The SBA’s inspector general has identified $78.1 billion in potentially fraudulent Economic Injury Disaster Loans, another Covid relief program for businesses. The Secret Service has its own estimate: $100 billion.
The basic scheme, Talcove said, was “really simple.” People went on state websites and took the names of existing businesses or registered new, fake ones.
“There's absolutely no security on there. There's no validation of any information,” Talcove said. “And voila, you have company ABC with 40 employees and a payroll of $10 million. And you go and apply for a PPP loan. It was a piece of cake.”
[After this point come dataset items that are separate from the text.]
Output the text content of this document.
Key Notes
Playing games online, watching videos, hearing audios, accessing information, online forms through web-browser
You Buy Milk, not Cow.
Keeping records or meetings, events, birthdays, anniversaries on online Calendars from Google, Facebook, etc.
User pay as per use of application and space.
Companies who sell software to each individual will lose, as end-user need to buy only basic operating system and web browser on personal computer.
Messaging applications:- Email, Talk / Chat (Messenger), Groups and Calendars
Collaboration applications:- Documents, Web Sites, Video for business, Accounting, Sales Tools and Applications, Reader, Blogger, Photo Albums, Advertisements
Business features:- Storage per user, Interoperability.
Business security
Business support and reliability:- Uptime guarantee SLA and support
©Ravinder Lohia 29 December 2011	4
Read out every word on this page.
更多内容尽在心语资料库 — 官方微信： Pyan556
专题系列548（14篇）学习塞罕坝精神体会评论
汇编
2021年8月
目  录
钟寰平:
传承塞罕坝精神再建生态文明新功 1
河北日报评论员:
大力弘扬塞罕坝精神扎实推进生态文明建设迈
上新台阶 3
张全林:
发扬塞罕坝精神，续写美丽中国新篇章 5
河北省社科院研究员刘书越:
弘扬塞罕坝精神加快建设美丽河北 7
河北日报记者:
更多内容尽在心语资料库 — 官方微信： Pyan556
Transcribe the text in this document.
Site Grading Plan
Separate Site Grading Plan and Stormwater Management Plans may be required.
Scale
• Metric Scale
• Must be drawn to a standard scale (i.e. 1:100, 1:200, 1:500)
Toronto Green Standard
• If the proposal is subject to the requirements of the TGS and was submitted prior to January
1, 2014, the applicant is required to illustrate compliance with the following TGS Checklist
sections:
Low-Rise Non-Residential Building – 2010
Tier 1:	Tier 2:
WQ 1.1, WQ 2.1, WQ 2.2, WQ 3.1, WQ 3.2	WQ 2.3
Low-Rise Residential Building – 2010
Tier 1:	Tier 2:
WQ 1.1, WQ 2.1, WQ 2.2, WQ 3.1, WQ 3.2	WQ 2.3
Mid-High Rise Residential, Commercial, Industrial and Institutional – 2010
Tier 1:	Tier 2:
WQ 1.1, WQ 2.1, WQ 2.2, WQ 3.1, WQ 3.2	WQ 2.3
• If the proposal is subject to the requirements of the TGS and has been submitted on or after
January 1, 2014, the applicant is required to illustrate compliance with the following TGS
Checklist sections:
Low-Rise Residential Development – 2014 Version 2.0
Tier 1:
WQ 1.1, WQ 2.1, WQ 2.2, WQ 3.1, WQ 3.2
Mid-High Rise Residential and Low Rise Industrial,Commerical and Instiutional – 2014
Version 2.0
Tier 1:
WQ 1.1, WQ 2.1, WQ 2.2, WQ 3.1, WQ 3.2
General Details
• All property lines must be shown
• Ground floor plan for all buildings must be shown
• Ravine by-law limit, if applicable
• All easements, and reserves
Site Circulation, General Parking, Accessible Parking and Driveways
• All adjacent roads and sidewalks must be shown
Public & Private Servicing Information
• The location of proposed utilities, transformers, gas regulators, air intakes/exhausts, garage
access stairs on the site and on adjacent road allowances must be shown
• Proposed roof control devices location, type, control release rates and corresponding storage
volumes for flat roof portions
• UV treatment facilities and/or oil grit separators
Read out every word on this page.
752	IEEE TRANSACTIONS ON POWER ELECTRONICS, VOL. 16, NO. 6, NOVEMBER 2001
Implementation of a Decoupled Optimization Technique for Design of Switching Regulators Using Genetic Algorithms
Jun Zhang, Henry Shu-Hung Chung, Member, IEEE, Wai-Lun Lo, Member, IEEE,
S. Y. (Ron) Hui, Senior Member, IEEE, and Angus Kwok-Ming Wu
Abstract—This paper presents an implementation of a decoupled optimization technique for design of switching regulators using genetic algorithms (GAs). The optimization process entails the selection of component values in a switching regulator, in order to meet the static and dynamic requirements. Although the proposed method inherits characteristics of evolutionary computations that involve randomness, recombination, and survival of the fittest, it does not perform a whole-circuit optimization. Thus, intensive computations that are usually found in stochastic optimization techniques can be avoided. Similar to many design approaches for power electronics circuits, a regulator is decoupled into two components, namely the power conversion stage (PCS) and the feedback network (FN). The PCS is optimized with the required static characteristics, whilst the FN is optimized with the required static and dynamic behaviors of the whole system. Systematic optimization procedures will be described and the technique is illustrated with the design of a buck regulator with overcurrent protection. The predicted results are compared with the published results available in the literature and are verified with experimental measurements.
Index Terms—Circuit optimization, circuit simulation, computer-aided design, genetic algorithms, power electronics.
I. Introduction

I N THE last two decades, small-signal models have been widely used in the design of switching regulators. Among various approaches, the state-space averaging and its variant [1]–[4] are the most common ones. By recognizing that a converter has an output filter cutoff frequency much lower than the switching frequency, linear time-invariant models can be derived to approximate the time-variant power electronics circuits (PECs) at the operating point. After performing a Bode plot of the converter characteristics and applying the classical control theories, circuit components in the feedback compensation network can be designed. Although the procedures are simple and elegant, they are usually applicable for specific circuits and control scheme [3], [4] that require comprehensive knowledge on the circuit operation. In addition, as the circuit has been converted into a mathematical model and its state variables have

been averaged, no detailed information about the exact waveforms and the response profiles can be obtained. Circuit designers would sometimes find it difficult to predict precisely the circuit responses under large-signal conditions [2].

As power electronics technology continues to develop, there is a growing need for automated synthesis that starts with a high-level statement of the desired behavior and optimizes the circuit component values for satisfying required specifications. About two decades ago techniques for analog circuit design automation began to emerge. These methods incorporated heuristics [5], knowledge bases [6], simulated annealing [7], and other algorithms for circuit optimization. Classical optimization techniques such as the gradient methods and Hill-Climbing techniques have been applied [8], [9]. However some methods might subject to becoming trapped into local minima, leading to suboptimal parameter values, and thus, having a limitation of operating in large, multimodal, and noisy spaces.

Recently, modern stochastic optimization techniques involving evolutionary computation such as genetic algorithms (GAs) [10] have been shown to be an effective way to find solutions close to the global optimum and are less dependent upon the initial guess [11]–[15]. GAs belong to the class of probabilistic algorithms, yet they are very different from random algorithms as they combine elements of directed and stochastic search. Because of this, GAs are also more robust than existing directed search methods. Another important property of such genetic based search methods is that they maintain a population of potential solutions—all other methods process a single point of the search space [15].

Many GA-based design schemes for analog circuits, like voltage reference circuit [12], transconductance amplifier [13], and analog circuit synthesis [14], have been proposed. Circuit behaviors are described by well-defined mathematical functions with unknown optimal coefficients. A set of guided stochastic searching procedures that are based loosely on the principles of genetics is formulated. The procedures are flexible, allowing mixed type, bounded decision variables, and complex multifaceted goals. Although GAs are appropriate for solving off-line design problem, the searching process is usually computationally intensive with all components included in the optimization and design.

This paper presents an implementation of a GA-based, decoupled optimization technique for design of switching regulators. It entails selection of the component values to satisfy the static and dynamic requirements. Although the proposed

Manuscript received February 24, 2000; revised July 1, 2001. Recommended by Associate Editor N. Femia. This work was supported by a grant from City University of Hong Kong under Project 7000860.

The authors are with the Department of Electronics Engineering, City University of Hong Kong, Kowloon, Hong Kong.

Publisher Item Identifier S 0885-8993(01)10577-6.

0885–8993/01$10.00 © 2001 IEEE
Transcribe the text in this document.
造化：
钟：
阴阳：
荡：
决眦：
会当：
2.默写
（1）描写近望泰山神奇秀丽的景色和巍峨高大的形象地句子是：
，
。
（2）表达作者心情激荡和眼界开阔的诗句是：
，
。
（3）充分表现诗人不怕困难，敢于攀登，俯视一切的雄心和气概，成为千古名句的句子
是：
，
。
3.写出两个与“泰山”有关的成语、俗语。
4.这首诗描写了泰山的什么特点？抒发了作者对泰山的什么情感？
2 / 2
To find more cases, the Pandemic Response Accountability Committee is employing data scientists who use artificial intelligence to plow through 150 million records searching for fraud patterns. In one case it found that a phone number for a gas station in Houston was used on 150 loan applications. It sends such leads to federal agents who follow up on foot.
One of the centers of the fraud is Miami, where Juan Gonzalez is the U.S. attorney in the Southern District of Florida.
Gonzalez said that unlike with unemployment relief, which went to every person who qualified, lenders had to stop making PPP loans when the money ran out, even though demand continued. The fraud didn’t harm just the taxpayers — it hurt people who needed the money.
The public, he said, “should be very angry.”
“This is billions of taxpayer dollars that has been stripped from them,” he said. “And more angry should be the people who did lose their jobs, who worked for businesses that couldn't apply for this money because it was gone. Those are really the ones who should be the angriest of all.”